Every replica in a JetStream Raft group periodically communicates with the leader — acknowledging replicated messages, responding to heartbeats, and participating in leader elections. The active field in stream info reports the time elapsed since the leader last heard from each replica. When this value exceeds the operator-defined threshold set via io.nats.monitor.peer-seen-critical, this check fires. A replica that has not been seen within the expected window is functionally unresponsive — it may be offline, partitioned, or so severely degraded that it cannot participate in the Raft group.
The “last seen” timestamp is the most direct indicator of whether a replica is alive and participating. Unlike peer lag, which measures how far behind a replica is in operations, the peer-seen metric measures whether the replica is communicating at all. A replica with high lag but recent activity is behind but recovering. A replica with a stale last-seen time is not recovering — it has stopped participating.
An unresponsive replica directly threatens stream availability. In a three-replica stream, quorum requires two of three peers. If one replica has not been seen for an extended period, the stream is running on two peers. A failure of either remaining peer causes quorum loss — the stream becomes read-only, and all publish operations are rejected. The gap between “one replica unresponsive” and “quorum lost” is a single failure event.
The peer-seen check is critical in environments where server failures may not trigger immediate infrastructure alerts. A server may appear healthy at the OS level (responding to pings, accepting TCP connections) while the NATS process or the JetStream subsystem is hung. The peer-seen metric catches this category of silent failure because it measures actual Raft group participation, not just server reachability.
In multi-region deployments, peer-seen staleness can indicate network partition between regions. The replica’s server is fine, but it cannot reach the leader due to an inter-region connectivity issue. These partitions may be transient (resolving in seconds) or sustained (requiring operator intervention). The peer-seen threshold determines how much staleness you tolerate before alerting.
Server hosting the replica is down. The most straightforward cause — the NATS server process has stopped, the machine has crashed, or the container has been evicted. The replica is completely offline and the last-seen time grows continuously.
Network partition between leader and replica. The replica’s server is running, but it cannot communicate with the leader’s server. This can happen due to firewall changes, routing issues, DNS failures, or cloud provider networking problems.

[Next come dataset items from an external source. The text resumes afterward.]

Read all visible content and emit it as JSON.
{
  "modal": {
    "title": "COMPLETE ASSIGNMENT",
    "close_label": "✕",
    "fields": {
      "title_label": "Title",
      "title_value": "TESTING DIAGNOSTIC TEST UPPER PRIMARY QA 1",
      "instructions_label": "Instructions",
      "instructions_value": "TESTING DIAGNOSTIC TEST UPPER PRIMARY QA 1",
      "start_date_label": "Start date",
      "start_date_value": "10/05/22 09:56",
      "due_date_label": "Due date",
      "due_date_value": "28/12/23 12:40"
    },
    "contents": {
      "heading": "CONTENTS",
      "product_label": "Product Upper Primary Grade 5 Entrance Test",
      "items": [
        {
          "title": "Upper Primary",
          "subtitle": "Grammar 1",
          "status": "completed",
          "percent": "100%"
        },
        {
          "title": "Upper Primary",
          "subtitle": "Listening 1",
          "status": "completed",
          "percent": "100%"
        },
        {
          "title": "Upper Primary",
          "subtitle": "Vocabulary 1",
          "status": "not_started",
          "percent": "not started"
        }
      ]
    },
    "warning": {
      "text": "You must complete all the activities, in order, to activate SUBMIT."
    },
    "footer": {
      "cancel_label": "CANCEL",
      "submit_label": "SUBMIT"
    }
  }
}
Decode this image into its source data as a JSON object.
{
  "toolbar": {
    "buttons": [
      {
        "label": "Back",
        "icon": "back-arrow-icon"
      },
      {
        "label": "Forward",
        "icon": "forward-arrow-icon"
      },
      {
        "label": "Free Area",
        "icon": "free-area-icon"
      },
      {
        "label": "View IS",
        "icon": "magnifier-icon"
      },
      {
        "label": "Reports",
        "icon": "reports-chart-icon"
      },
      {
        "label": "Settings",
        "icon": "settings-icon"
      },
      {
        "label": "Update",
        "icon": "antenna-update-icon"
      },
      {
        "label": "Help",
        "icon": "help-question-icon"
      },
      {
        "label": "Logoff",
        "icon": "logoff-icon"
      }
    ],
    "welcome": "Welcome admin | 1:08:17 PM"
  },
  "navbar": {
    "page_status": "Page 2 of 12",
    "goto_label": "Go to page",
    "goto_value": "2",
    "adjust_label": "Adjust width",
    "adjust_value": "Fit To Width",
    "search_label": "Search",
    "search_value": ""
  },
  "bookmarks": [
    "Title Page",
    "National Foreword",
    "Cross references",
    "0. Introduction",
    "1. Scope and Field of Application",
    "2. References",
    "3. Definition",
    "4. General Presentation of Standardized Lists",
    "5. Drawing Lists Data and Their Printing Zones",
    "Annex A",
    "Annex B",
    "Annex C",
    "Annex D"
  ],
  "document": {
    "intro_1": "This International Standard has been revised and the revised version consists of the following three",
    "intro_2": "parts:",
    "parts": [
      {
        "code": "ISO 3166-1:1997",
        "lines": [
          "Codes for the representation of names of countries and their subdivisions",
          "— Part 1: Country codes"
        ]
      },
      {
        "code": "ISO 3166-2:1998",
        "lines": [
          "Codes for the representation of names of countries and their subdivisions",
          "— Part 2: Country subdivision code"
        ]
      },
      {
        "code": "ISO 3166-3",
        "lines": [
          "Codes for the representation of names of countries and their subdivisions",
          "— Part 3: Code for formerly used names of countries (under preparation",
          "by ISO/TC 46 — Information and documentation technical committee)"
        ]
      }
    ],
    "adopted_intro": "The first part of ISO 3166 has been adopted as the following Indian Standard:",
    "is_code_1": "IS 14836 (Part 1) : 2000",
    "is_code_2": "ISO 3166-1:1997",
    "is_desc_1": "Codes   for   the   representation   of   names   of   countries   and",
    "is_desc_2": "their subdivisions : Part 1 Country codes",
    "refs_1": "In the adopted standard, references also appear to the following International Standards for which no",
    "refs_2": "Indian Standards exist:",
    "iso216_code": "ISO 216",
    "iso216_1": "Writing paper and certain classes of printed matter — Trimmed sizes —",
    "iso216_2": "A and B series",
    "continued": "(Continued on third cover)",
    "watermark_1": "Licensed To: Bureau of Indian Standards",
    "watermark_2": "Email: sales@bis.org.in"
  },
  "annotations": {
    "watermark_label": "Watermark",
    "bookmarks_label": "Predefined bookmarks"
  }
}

The replica may be perfectly healthy locally but unreachable from the leader’s perspective.
NATS server process is hung. The server process is running but unresponsive — a deadlock, excessive GC pressure, or a blocked I/O operation. The server does not respond to Raft heartbeats, causing the leader to mark the replica as stale. This is particularly insidious because infrastructure monitoring may report the server as healthy.
Disk I/O stall on the replica. The replica’s storage device has become extremely slow or unresponsive. The Raft subsystem cannot write to disk, blocking message acknowledgment and heartbeat responses. This is common with network-attached storage (NAS/NFS) when the storage backend experiences an outage.
Server undergoing extended maintenance. A server was stopped for maintenance (OS updates, hardware replacement, disk migration) and has not been restarted. If the maintenance window exceeds the peer-seen threshold, this check correctly fires.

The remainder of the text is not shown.